The transfer from the foreign fund would not be ordinary income (subsection 6-5(2) of the ITAA 1997).

‘Statutory income’ is not ordinary income but is included in assessable income by a specific provision in the tax legislation (subsection 6-10(2) of the ITAA 1997).

Section 10-5 of the ITAA 1997 lists those provisions about statutory income. Included in this list is section 99B of the Income Tax Assessment Act 1936 (ITAA 1936) which deals with receipt of trust income not previously subject to tax.

Subsection 99B(1) of the ITAA 1936 provides that where, during a year of income, a beneficiary who was a resident at any time during the year is paid a distribution from a trust, or has an amount of trust property applied for their benefit, that amount is to be included in the assessable income of the beneficiary.

Subsection 99B(2) of the ITAA 1936 modifies the rule in subsection 99B(1) and has the effect that the amount to be included in assessable income under subsection (1) is not to include any amount that represents either:

    ● the corpus of the trust (paragraph 99B(2)(a) of the ITAA 1936)

    ● amounts that would not have been included in the assessable income of a resident taxpayer (paragraph 99B(2)(b) of the ITAA 1936), and

    ● amounts previously included in the beneficiaries income under section 97 of the ITAA 1936 (paragraph 99B(2)(c) of the ITAA1936).

Paragraph 99B(2)(a) of the ITAA 1936 requires regard to be had to whether or not the amount derived by a trust estate was of a kind that would have been assessable if derived by a resident taxpayer. Thus, for example, if, in accordance with the terms of the trust, income were accumulated and added to corpus and the capitalised amount is subsequently paid or applied for the benefit of a beneficiary, the beneficiary would be assessable on the amount provided (subject to other paragraphs of subsection 99B(2) of the ITAA 1936).
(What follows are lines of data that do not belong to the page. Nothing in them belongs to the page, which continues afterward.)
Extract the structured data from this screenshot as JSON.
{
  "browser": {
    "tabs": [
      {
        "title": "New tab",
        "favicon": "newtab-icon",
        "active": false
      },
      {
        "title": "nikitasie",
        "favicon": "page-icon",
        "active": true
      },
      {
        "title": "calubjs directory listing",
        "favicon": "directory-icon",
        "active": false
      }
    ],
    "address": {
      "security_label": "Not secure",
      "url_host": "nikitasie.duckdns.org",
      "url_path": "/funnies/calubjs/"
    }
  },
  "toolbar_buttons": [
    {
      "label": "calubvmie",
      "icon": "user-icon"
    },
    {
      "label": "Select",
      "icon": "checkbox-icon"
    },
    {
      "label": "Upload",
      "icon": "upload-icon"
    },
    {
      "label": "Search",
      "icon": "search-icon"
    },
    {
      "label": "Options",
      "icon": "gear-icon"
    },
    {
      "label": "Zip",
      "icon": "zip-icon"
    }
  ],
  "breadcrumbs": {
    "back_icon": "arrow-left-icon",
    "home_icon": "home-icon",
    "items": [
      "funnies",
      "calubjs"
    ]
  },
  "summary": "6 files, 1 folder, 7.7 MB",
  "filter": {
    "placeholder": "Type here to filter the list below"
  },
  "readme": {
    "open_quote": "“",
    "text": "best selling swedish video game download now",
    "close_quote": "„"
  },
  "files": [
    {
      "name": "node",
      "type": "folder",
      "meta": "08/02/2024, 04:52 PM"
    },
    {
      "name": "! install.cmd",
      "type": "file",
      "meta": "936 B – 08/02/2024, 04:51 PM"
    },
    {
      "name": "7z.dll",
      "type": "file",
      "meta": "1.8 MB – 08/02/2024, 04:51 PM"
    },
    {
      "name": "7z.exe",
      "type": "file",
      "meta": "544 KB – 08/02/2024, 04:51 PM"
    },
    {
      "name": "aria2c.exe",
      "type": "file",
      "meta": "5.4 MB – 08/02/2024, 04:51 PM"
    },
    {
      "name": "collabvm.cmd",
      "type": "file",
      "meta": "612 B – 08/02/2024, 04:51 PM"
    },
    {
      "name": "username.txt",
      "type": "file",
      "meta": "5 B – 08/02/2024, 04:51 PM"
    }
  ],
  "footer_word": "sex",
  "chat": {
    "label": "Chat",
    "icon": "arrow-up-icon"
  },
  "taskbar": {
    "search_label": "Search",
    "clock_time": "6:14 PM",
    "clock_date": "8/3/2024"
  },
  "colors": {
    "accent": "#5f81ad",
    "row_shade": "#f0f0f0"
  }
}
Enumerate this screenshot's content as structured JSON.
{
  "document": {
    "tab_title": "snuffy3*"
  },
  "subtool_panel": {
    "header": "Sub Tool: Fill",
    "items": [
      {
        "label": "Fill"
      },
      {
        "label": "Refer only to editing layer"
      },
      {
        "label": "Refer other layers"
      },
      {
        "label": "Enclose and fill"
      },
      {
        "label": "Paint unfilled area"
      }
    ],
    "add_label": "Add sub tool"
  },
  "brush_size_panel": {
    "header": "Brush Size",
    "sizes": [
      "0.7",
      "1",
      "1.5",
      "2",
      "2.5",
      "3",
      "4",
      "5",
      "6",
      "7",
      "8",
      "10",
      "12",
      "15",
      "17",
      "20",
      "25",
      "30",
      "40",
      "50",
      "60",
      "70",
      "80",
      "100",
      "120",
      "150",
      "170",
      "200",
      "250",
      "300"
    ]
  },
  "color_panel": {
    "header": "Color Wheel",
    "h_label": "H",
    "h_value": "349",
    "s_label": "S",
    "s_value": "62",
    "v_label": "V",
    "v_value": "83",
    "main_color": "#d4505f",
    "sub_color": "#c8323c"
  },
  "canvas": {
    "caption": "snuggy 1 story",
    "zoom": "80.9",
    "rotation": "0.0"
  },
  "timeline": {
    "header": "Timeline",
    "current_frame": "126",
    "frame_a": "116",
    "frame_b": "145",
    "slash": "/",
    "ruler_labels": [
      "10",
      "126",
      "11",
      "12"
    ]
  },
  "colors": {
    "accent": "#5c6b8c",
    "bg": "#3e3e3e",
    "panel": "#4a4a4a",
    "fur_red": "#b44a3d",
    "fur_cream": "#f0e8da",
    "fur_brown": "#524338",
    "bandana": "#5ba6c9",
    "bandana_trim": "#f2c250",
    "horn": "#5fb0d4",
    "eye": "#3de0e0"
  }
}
In this case the transfer from the foreign fund is assessable under subsection 99B(1) of the ITAA 1936, subject to the exclusions under subsection 99B(2) of the ITAA 1936.

Question 2

A foreign income tax offset is a non-refundable tax offset, that will reduce the Australian tax that would be payable on foreign income which has been subjected to foreign income tax.

Section 770-10 of the ITAA 1997 is the primary provision under which a foreign income tax offset (FITO) arises. FITO can be claimed for foreign income tax paid by a taxpayer in respect of an amount that is included in their assessable income.

When claiming a FITO, you are required to gross up your income for the foreign tax paid (or which is taken to have been paid) in respect of that income.

The amount of the tax offset is the sum of all foreign income tax that has been paid by the taxpayer for the income year subject to a limit (cap) (section 770-70 of the ITAA 1997).

The foreign tax offset cap is based on the amount of Australian tax payable on the double-taxed amounts and other assessable income amounts that do not have an Australian source.

If foreign tax has been withheld from amounts paid, the taxpayer is entitled to claim a FITO only for the proportion of the foreign income tax which equates to the proportion of foreign income included in the assessment subject to the foreign income tax offset cap.